Wireframes are created for the purpose of arranging elements to best accomplish a particular purpose. The purpose is usually being informed by a business objective and a creative idea. The wireframe depicts the page layout or arrangement of the website’s content, including interface elements and navigational systems, and how they work together. The wireframe is primarily used to demonstrate the functionality of a site. I created the low fidelity wireframe on Sketch.
From the initial concept idea, I’ve sketched the product using pen and pencil. The purpose was to facilitate ideas and discover a design solution that best fits with the business goals.
Once the initial sketch is complete, the design is moved into a high fidelity wireframe. This is to ensure the product is ready for the final mockup. Note: Sketch Cloud wasn’t fully functional for display so I uploaded the wireframes and mockups on Figma and Marvel.

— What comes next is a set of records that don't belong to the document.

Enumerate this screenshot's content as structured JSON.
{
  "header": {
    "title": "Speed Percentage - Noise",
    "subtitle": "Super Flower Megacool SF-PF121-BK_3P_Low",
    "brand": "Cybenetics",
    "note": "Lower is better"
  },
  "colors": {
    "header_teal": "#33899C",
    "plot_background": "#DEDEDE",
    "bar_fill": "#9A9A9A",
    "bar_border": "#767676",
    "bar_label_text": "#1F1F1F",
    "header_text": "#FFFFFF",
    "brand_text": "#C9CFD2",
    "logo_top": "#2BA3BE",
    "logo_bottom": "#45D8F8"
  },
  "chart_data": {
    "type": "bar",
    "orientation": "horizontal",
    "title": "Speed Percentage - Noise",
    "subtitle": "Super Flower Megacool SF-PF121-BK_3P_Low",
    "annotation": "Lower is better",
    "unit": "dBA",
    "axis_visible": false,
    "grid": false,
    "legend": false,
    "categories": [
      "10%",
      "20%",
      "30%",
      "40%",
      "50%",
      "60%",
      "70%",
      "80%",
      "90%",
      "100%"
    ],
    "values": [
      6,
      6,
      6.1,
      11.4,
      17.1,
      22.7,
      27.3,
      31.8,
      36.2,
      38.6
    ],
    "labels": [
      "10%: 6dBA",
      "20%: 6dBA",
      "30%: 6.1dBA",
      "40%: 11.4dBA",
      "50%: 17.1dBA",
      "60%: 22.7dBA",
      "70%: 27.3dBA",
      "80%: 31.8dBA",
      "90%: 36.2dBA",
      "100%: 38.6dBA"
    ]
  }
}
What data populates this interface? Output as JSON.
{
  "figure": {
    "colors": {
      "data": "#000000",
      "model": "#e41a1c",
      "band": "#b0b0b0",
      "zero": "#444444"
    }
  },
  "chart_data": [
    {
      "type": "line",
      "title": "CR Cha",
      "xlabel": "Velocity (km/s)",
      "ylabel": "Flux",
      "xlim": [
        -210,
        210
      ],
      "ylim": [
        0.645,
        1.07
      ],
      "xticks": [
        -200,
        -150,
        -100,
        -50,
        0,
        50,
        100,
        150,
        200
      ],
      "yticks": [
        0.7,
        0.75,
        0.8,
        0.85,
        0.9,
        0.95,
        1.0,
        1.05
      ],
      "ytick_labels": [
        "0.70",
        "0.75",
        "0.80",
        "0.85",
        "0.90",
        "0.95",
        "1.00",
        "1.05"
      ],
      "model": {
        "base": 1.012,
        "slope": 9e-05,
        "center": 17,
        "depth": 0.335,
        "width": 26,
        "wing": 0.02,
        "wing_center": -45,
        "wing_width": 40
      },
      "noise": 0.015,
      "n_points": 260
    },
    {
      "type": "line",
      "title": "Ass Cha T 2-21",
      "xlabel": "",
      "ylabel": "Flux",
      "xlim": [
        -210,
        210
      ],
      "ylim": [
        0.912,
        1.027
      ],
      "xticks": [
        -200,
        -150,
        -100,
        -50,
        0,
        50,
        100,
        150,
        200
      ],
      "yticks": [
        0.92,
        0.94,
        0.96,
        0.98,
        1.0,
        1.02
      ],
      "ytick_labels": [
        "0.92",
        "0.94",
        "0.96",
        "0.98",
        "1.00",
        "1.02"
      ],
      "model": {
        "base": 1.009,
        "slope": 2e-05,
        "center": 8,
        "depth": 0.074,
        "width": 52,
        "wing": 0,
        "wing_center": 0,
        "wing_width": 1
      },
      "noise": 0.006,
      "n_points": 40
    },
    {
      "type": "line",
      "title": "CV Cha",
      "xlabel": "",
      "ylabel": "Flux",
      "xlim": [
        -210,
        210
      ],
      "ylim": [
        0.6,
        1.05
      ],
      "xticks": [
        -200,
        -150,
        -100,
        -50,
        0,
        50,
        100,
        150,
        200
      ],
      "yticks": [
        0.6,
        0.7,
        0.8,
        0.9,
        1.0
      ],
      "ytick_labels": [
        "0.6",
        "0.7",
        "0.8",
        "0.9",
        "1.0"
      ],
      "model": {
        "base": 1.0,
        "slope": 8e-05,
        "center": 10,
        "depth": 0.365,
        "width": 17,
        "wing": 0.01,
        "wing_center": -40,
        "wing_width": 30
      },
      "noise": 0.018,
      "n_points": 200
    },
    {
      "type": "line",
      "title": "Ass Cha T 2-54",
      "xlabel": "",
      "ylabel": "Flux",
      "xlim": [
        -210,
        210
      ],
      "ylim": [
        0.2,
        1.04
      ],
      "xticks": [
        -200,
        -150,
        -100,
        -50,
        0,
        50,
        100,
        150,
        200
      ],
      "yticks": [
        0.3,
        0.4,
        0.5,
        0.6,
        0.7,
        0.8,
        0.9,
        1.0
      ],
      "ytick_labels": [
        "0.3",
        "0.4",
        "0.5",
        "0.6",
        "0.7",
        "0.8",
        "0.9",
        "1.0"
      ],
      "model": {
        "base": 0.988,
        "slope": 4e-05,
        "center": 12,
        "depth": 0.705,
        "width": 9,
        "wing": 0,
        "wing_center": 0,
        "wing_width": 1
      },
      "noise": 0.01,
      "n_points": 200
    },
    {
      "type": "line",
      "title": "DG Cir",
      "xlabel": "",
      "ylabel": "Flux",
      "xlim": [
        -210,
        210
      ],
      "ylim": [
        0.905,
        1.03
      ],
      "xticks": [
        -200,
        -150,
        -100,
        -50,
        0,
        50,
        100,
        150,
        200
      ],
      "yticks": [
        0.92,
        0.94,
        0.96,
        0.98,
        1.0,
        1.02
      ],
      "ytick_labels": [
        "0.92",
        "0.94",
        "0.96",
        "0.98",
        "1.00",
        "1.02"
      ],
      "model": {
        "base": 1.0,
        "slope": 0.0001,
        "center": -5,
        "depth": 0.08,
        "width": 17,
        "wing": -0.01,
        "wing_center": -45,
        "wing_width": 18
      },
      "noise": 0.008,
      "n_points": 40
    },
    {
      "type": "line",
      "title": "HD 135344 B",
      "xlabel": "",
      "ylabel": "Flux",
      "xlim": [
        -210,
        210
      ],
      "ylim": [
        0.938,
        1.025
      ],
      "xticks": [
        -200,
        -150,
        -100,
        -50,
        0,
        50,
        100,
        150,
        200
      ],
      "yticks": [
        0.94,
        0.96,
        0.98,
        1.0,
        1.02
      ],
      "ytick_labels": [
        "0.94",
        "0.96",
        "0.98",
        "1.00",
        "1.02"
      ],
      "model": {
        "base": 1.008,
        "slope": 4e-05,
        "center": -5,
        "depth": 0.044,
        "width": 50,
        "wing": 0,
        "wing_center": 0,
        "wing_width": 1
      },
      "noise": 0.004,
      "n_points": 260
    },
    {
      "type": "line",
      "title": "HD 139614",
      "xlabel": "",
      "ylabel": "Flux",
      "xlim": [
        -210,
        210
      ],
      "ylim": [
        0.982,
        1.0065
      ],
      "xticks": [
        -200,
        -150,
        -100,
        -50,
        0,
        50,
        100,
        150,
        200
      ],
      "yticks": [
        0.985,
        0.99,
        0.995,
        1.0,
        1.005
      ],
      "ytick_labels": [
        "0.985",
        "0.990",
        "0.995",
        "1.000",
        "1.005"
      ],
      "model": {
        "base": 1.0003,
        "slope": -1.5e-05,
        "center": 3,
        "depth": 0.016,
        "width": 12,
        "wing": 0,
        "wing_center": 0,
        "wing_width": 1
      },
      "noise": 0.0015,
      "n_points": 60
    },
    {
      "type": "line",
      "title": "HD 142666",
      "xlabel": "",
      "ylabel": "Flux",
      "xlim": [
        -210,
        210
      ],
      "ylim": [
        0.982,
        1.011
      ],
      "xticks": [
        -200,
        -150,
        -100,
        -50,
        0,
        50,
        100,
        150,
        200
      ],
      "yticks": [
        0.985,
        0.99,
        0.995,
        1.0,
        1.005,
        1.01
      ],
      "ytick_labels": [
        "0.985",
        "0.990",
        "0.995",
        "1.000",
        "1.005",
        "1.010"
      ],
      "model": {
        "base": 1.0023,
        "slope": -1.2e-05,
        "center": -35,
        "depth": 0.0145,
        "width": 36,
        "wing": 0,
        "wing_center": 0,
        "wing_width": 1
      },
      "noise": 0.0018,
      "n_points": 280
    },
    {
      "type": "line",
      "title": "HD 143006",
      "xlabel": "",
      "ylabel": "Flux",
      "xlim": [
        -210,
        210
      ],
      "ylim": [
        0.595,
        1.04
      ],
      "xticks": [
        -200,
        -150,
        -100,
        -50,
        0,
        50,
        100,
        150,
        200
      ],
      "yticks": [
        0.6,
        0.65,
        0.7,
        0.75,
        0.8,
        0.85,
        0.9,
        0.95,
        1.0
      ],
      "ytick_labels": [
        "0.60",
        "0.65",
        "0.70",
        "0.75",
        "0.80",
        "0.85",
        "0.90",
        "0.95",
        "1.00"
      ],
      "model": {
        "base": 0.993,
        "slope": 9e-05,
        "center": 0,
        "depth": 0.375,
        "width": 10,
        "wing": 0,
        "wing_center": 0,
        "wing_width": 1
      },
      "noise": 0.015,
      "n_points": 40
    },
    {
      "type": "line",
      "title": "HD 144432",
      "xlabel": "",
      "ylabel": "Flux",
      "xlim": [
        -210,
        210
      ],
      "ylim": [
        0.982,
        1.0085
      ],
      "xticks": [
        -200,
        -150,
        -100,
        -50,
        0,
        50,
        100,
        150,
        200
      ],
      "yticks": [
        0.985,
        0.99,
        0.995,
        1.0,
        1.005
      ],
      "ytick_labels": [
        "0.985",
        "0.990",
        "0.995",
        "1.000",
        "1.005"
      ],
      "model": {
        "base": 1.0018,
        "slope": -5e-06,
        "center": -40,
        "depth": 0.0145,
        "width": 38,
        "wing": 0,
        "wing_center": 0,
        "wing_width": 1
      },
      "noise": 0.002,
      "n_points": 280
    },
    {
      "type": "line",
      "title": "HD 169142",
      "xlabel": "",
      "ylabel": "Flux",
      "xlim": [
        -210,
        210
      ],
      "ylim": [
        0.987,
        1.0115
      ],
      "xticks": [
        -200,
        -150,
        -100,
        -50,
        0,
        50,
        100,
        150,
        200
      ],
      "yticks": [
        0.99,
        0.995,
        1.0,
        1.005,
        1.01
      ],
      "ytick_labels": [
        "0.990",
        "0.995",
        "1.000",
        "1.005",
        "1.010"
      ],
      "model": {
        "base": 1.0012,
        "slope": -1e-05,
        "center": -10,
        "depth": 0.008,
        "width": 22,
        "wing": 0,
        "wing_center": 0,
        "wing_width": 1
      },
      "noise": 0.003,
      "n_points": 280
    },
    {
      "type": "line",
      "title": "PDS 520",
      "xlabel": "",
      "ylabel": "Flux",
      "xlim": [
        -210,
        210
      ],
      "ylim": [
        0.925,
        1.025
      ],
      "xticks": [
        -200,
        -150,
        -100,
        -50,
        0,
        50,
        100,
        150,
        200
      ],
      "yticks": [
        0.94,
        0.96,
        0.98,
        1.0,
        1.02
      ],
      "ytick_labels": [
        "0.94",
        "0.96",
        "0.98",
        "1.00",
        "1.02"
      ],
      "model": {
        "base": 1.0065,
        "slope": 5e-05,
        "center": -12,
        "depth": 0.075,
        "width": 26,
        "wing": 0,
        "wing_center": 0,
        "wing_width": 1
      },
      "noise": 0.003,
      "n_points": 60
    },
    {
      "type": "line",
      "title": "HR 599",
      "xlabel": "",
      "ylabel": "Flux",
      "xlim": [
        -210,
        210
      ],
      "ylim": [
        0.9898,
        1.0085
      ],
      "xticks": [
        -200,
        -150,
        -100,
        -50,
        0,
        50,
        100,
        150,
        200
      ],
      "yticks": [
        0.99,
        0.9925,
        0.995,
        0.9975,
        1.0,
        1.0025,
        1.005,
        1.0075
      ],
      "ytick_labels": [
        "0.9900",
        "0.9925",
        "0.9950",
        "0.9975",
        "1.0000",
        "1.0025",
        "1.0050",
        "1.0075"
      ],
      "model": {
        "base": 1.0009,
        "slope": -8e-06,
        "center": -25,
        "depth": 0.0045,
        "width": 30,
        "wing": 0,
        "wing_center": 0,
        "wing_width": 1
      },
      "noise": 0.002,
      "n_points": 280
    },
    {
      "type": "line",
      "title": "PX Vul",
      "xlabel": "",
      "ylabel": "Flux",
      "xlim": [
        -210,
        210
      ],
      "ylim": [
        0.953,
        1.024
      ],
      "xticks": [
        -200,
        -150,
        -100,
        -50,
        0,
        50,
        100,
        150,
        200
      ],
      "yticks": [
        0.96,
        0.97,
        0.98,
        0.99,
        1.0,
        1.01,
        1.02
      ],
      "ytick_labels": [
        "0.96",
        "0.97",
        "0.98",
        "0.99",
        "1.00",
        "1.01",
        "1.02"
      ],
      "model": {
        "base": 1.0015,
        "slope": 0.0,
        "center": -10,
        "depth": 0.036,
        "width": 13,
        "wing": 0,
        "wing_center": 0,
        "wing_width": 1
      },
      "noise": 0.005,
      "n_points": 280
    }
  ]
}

Several users have pointed out that the search bar seems cluttered with various color schemes. They also point out that the use of icons on the search result isn’t very helpful so I eliminated the icons. I researched various search bar designs and chose a design layout that decreases its bandwidth so that its easier to type.
A couple of users mention the review section looks amazing, but it reminds them of a B2B sales site. Plus, some students may not upload an image of themselves on the site. Taking their suggestions, I looked into several review design layouts. I circled back into focusing the reviews on vendors only by showcasing previews of customer testimonials and star ratings each vendor has earned.
Another reputable feedback is the header menu. The pop-ups were overlapping with the main search bar which users have pointed out caused some visual clutter. I went back to my user flow map to find a solution to re-organize the information architecture. I went ahead and place the search bar in the customization section and changed the order type as the main header.
Working on an e-commerce catering site was a unique experience. I had to research and take consideration of the internal and external triggers that drives customer to purchase a meal. By understanding the students’ needs, I’ve designed a site that’s simple, convenient, and easy to use. The next step is to continuously test the prototype and communicate the feasibility from design to code with the software engineer.